I tried supplying as conservation file phylocsf_gerp.sql.gz, phylocsf_gerp.sql, loftee.sql but none really works.
How could it be fixed?
I have also installed PhyloCSF and placed it on the PATH. Not sure whether it is needed. The version of VEP that I am using is 99. I checked out the correct grch38 loftee branch, and not just master. My OS is the following:
(py37) -bash-4.2$ lsb_release -a
LSB Version: :core-4.1-amd64:core-4.1-noarch
Distributor ID: RedHatEnterpriseServer
Description: Red Hat Enterprise Linux Server release 7.7 (Maipo)
Release: 7.7
Codename: Maipo
I suppose it needs access to some database. Can you verify whether the script has access to the DB server. If that's the case, check if the tables can be created (otherwise it might help to already "initialise" the process by creating empty tables )
The thing is that this database (from my understanding) is provided by the loftee team:
https://github.com/konradjk/loftee
Look for conservation_file in grch38 branch.
Here is this link: https://personal.broadinstitute.org/konradk/loftee_data/GRCh38/loftee.sql.gz
I do not know what other database I should have added for grch38. And the thing is that if I feed gzipped loftee.sql file I am getting an error:
So, it is definitely this loftee.sql database problem.
what does it say at the top of those sql file(s) ? (can you post the first 10 or such commands that are present in thos files)?

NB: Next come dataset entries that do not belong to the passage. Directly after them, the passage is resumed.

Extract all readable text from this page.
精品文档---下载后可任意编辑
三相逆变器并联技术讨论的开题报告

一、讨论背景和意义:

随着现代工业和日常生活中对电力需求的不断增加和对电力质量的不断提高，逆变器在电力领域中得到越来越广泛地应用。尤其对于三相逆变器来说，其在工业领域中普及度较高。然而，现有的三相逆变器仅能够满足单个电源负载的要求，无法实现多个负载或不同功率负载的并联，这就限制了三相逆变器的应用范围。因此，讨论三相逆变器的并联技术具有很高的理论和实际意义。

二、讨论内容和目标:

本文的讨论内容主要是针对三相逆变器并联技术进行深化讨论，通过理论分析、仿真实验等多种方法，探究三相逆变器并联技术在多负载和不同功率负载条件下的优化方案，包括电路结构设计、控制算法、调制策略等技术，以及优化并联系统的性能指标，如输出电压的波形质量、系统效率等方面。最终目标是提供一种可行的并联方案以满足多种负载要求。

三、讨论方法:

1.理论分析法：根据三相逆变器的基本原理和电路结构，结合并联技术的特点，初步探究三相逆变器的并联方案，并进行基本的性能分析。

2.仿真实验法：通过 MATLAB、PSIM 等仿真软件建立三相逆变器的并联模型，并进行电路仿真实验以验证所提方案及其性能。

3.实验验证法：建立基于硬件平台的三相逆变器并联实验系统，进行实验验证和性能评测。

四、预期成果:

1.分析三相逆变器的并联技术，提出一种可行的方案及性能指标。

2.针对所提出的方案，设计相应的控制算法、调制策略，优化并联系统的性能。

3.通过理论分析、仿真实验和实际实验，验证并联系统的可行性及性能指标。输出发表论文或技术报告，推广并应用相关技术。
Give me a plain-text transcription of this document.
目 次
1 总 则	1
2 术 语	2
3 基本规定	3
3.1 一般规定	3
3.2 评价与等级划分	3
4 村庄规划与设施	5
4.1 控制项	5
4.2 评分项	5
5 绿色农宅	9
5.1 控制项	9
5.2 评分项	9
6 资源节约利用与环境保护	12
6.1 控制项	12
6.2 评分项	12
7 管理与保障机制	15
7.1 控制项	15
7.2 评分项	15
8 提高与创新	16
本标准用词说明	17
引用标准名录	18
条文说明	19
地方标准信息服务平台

It created phylocsf_summary table at the top by CREATE TABLE command. I solved it by reordering arguments to --plugin LoF, ... which is very disappointing because it should not be this way: depending on order of arguments + giving completely uninformative error. I could have spent weeks on it due to that. Horrible. My Hail pipeline still fails for an unknown reason but VEP runs in standalone mode at least.